Carol Altmann – The Terrier
The sexy Wannon Water sequel: Meet Dr Sam, the West Highland Water Scientist.
Dr Sam is here to help us have a say on the Warrnambool sewage treatment plant $40m upgrade which is actually not sexy, but boy, it’s important.
What happens next at that plant sets up what will happen off Thunder Point for the next 20 years.
It’s a big ask for us humble citizens to get our heads around the full proposal.
How can we possibly know whether it’s the best we can do for our beautiful ocean?
But we have until 1 July to express an opinion, no matter how humble.
In digesting this WW plan, Dr Sam and I have been able to take a bit of a short cut – and you can too.
I have been able to tap into scientific and environmental experts who are helping the Clean Ocean Foundation with its response.
They have shared some of their thoughts with me, to pass on to you.
This means that if you want to make a comment, you don’t have to feel overwhelmed and have some handy starting points.
What follows is a top 10 list of some of the very detailed concerns being compiled by the COF. At the end is a link to an extended mix of these tips.
We are giving the simple version here, but the message is clear: we need to invest in new ways of doing things, not just do more of the same for the next 20 years.
This is our chance to stand up for the sea.
Here is your Terrier 10-point cheat sheet:
1. Where does the sewage go if the treatment plant fails, or partially fails?
2. Risks to human health from exposure to the effluent both inside and outside the mixing zone via fishing, diving, snorkelling and rock pooling.
3. The phosphorus concentrations – largely from Warrnambool Cheese and Butter – are about 10 times higher than for a similar plant.
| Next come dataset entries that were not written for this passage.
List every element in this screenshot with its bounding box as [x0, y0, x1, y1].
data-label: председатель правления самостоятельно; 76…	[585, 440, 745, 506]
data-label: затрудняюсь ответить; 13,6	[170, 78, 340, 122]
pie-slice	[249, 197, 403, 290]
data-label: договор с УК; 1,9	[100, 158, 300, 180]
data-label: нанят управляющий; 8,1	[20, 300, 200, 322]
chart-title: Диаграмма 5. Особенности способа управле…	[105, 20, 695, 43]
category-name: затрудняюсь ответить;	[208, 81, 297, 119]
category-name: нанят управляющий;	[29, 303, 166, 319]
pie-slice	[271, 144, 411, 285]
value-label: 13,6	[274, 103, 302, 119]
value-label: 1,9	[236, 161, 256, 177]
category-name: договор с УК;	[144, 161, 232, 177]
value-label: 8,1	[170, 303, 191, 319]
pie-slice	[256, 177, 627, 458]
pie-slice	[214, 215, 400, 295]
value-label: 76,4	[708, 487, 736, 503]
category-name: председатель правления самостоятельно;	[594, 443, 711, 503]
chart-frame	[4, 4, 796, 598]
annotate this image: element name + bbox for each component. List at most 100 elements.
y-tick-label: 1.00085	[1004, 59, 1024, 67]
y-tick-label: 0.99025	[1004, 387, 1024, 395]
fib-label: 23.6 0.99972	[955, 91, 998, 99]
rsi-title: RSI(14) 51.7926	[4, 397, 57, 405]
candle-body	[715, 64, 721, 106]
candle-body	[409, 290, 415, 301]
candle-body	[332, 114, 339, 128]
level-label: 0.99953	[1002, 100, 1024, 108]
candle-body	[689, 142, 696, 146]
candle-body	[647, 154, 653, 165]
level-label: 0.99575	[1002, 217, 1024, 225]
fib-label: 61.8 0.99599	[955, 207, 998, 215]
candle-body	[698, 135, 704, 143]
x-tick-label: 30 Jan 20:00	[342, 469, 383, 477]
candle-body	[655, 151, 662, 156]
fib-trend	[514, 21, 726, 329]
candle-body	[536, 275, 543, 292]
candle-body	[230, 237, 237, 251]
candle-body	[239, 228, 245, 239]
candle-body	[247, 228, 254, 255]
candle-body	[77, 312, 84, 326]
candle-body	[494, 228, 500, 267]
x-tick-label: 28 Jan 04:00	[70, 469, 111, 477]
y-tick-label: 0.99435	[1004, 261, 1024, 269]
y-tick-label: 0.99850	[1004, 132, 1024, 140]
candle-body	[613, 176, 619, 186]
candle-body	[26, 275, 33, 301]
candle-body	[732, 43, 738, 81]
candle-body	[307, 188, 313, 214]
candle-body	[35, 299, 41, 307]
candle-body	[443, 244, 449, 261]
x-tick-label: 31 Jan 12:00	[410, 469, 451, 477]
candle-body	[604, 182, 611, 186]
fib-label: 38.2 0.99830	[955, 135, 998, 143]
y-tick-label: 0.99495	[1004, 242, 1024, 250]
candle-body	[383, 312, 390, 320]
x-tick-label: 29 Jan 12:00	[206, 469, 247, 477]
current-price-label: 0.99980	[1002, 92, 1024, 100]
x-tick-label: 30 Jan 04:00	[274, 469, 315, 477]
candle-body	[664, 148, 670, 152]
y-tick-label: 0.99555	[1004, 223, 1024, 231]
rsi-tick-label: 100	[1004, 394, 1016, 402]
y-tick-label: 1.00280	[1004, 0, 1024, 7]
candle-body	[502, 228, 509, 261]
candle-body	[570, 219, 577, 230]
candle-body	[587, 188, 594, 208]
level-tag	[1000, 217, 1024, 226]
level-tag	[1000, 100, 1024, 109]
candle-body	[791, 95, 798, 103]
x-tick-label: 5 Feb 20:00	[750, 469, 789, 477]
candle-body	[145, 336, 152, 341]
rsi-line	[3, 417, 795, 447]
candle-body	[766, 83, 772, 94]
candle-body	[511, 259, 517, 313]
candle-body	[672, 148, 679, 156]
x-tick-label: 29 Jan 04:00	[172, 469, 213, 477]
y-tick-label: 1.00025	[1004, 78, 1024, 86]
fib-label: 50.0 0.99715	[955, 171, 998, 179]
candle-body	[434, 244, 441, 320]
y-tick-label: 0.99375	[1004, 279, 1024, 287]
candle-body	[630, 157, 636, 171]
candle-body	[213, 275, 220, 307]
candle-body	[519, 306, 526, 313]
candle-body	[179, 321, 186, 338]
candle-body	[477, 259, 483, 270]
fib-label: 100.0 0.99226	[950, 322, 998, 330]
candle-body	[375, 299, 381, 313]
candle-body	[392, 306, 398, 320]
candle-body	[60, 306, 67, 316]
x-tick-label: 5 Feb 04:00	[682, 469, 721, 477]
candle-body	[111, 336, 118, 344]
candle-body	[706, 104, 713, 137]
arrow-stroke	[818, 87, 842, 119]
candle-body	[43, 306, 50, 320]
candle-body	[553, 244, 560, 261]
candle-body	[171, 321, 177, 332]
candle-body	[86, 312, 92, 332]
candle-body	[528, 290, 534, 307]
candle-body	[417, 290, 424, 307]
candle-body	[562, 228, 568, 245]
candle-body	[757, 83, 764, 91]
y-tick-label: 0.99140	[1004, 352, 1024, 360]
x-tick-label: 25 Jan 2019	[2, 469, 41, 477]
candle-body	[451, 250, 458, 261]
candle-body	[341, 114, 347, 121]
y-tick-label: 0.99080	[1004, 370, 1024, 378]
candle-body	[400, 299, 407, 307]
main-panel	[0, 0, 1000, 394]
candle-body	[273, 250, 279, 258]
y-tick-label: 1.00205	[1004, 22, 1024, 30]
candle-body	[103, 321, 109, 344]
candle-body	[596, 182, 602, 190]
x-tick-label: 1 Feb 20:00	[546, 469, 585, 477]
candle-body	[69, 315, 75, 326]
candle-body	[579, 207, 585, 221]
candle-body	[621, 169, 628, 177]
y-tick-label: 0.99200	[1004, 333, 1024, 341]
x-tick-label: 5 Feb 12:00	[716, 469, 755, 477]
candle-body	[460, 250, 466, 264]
This can lead to algal blooms.
4. Micro-plastics will still be able to make it through the screening process and into the sea.
5. There is no plan for effluent disinfection. Physical, or chemical disinfection will provide a much safer marine environment.
6. The amount of effluent discharged each day will grow from 16 megalitres to 26 mgl a day, which means more pollutants will also be discharged.
7. The upgrade doesn’t take into account ‘new’ pollutants and how these will be handled, such as micro plastics, organo-chlorines and pesticides.
8. There is no deep exploration of ways to reuse/recycle the wastewater or reduce the energy consumption of the upgraded plant.
9. There must be an upgrade of technology, not just an expansion of the existing systems.
10. Industries that create the vast majority of the waste should be paying more toward the plant upgrade to make it best practice and future proof.